Thibault Biscarrat, Cercles intérieurs

Le sur-poème

Il y a bien plus que de la lit­té­ra­ture dans ce recueil de poèmes de Thi­bault Bis­car­rat, car ses textes s’appuient sur une vie spi­ri­tuelle dense et qui ouvre le poème à une espèce de « sur-poème », un poème du poème.
Livre appuyé quant à lui sur Ibn Arabi, sur Thé­rèse d’Avila ou Jean-de-la-croix, en tout cas sur des textes fon­da­teurs de la haute spi­ri­tua­lité humaine. Et cette sphère de l’intellection intui­tive, si je puis dire, se conjugue en ajou­tant au monde maté­riel l’univers de la pen­sée — et de la croyance. Ici,
Noé, la Genèse, le Can­tique des can­tiques.
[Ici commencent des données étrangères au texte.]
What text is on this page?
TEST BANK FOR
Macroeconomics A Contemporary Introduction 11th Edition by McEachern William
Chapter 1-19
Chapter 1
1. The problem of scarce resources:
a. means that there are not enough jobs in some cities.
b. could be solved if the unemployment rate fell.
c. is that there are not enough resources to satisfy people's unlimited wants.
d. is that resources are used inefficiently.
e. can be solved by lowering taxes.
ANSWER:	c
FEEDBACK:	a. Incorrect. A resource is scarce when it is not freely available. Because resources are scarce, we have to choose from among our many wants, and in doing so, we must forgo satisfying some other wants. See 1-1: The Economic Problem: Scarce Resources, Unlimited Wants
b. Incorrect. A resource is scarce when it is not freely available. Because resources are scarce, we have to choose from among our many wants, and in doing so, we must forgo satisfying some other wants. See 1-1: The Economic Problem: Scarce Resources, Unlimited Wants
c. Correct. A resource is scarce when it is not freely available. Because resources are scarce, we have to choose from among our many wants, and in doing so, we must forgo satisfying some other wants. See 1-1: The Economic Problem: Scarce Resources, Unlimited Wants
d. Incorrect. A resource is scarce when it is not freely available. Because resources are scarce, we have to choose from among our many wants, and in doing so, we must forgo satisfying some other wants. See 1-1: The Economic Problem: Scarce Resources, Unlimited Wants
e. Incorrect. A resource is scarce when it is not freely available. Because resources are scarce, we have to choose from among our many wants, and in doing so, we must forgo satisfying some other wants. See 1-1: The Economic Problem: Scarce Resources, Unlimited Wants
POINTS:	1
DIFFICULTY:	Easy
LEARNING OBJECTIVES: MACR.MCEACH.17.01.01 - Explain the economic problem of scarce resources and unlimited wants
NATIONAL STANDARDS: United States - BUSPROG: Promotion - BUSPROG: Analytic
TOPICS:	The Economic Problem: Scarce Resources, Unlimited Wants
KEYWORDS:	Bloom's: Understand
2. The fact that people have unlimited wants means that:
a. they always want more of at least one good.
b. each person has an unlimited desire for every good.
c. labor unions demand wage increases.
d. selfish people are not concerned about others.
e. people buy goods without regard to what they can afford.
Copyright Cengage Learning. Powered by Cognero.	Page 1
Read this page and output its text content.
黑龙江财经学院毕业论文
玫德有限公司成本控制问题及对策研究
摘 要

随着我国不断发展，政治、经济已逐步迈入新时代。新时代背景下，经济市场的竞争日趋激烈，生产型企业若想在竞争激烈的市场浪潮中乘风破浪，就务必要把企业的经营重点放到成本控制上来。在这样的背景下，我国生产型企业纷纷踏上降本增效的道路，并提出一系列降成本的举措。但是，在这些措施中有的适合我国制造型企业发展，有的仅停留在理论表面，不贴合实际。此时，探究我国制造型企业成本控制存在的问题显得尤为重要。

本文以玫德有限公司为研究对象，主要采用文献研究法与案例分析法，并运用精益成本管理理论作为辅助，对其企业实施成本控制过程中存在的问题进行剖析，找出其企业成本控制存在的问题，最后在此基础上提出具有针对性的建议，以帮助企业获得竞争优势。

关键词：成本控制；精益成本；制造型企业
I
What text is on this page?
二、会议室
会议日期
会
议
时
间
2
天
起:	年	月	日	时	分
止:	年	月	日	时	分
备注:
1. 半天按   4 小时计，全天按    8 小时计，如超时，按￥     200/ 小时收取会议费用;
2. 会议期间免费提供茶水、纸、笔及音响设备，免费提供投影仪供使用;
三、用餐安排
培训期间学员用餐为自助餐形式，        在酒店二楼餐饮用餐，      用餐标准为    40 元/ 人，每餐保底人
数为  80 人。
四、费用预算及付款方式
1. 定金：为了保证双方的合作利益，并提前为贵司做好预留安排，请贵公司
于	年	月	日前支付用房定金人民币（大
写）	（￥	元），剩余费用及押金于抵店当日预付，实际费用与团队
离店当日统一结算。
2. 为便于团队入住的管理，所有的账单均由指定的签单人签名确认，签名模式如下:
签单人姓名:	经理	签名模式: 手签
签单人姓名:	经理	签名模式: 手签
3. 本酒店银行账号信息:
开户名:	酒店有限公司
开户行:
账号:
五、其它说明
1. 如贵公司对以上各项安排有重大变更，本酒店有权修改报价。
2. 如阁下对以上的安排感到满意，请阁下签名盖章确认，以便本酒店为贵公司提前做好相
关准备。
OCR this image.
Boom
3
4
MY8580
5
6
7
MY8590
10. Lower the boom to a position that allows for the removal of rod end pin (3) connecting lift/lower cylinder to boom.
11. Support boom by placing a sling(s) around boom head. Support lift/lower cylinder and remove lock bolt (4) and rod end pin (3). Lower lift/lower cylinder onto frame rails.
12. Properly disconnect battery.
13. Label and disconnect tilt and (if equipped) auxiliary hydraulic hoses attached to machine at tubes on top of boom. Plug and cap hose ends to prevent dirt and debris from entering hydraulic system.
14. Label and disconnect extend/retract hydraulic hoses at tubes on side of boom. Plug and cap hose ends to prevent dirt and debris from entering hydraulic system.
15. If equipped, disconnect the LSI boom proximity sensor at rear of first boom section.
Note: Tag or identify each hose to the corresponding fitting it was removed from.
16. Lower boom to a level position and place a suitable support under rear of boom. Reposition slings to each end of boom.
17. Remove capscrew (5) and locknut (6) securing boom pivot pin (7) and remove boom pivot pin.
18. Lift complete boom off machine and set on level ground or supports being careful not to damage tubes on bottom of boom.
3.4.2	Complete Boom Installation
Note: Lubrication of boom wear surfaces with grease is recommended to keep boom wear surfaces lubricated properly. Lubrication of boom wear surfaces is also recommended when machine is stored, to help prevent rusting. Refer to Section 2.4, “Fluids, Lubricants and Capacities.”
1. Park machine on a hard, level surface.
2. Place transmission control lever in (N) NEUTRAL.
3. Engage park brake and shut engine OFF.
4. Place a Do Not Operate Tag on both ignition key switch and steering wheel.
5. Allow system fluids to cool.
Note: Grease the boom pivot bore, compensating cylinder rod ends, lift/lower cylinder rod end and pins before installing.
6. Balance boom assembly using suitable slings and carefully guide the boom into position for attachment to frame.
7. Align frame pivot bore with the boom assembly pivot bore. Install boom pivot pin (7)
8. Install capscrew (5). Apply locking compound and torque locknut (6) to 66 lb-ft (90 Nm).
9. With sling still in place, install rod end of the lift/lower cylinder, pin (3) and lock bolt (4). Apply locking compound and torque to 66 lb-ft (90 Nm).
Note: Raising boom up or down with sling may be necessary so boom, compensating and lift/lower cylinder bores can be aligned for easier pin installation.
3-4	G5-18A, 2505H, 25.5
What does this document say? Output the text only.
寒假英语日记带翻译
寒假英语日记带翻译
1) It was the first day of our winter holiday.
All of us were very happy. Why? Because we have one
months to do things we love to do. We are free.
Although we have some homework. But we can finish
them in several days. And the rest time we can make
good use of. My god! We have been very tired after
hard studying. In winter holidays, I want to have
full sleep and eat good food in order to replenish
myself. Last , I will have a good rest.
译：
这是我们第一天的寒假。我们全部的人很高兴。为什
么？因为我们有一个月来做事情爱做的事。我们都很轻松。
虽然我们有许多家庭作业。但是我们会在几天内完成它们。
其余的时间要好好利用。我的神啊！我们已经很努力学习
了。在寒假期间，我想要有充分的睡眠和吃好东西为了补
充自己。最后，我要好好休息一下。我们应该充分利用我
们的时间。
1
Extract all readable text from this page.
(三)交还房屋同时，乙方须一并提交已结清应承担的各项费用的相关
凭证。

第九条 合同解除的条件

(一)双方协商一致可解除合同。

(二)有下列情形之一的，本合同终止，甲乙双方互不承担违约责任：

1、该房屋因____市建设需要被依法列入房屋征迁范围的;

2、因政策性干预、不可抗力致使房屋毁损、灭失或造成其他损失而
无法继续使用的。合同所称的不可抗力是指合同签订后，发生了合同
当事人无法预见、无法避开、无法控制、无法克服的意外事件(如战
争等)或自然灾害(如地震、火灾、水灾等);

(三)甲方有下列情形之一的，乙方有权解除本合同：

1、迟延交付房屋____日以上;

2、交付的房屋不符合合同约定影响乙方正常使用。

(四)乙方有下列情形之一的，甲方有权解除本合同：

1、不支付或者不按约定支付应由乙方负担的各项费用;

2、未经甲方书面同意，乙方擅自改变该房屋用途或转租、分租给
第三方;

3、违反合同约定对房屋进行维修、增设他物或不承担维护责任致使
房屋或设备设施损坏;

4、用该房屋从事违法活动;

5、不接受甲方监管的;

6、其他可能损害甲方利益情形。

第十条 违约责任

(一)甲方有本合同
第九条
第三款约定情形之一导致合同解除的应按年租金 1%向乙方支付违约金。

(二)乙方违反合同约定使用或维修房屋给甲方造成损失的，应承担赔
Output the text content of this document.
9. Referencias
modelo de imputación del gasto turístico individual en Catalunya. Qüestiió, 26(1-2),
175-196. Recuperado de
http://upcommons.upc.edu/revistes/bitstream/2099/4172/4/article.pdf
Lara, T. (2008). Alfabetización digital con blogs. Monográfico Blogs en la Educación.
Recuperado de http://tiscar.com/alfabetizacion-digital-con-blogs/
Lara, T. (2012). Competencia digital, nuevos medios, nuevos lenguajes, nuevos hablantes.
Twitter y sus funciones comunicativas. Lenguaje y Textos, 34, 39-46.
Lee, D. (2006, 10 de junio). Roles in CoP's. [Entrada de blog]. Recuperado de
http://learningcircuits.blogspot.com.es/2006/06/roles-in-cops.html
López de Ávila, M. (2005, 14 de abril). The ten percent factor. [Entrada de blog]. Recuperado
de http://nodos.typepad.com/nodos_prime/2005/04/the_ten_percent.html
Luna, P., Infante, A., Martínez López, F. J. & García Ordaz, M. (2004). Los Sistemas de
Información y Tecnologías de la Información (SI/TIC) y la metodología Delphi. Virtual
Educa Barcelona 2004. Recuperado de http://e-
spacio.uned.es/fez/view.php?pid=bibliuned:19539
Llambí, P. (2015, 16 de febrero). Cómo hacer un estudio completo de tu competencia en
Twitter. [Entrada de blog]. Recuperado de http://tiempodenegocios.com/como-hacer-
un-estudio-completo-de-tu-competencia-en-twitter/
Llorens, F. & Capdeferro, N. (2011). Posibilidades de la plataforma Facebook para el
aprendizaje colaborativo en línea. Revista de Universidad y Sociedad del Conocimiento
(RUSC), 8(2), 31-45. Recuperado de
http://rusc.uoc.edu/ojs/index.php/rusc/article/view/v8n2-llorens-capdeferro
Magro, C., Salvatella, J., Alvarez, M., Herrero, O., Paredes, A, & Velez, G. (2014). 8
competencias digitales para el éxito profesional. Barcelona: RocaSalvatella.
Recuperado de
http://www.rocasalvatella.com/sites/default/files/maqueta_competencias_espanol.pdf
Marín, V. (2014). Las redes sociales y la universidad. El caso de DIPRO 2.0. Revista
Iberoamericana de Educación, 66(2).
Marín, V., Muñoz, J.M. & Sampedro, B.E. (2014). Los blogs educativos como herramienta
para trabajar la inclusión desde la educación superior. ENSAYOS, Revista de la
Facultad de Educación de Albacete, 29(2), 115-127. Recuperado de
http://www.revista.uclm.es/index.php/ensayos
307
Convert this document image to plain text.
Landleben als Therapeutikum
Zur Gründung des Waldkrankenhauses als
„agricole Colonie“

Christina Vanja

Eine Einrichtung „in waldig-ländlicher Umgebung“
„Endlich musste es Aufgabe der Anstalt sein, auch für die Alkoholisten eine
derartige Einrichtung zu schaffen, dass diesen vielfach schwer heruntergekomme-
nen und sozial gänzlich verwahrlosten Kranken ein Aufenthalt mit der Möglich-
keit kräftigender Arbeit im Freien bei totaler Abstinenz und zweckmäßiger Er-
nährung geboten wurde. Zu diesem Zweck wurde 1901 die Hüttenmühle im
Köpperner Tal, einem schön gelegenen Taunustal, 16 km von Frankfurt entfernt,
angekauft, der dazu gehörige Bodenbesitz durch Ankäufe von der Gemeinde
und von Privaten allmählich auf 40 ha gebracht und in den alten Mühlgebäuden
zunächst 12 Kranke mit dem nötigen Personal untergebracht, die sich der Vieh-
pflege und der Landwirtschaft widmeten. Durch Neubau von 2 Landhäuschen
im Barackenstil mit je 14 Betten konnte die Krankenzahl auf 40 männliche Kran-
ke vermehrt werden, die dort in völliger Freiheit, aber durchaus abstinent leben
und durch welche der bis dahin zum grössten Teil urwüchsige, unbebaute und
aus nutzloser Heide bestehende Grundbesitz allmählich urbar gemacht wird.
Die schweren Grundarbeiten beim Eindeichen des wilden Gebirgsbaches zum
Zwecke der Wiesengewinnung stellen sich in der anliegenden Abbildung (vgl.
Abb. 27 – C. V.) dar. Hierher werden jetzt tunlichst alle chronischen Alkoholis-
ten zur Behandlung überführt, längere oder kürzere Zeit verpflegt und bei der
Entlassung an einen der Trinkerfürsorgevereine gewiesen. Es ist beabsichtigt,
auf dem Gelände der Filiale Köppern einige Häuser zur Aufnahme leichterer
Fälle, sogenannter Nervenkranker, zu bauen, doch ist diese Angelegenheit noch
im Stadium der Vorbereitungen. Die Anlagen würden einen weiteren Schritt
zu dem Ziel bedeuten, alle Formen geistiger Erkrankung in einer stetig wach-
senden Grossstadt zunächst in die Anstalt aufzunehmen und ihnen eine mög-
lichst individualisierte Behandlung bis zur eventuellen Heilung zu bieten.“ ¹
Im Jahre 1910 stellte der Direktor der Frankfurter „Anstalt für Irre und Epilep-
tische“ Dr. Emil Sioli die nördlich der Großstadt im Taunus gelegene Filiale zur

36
Je suis le secret des secrets, je suis la fin et l’origine. Mon souffle sculpte la voix des pro­phètes, je sculpte le chant de l’aède, des poètes. Le poème est une pro­phé­tie qui s’incarne à chaque ins­tant. Le poème se dirige vers mon âme. Je connais les secrets, les mystères.

Cela dit, cette poé­sie ne se para­lyse pas devant ce trai­te­ment méta­pho­rique — comme dans la prière où il faut sur­mon­ter tout esprit logique -, mais agran­dit les per­cep­tions spa­tiales et tem­po­relles, le hic et nunc, le lieu où arrive le poème, dont il est le fils, dont il est l’issue. Ques­tion de l’endroit, beau­coup, de la demeure, vrai iso­tope du lieu, mais sur­tout lieu de l’esprit en sa topo­gra­phie abs­traite.
Ici, des lieux pro­fonds, incar­nés par des voix de l’Esprit — comme on le dit devant le ten­ta­teur :
 L’homme ne vivra point de pain seule­ment, mais de toute parole qui sort de la bouche de Dieu. (Mat­thieu 4:4). Royaume inté­rieur, sans vraie fin (puisqu’il y a rédemp­tion), mais mystère.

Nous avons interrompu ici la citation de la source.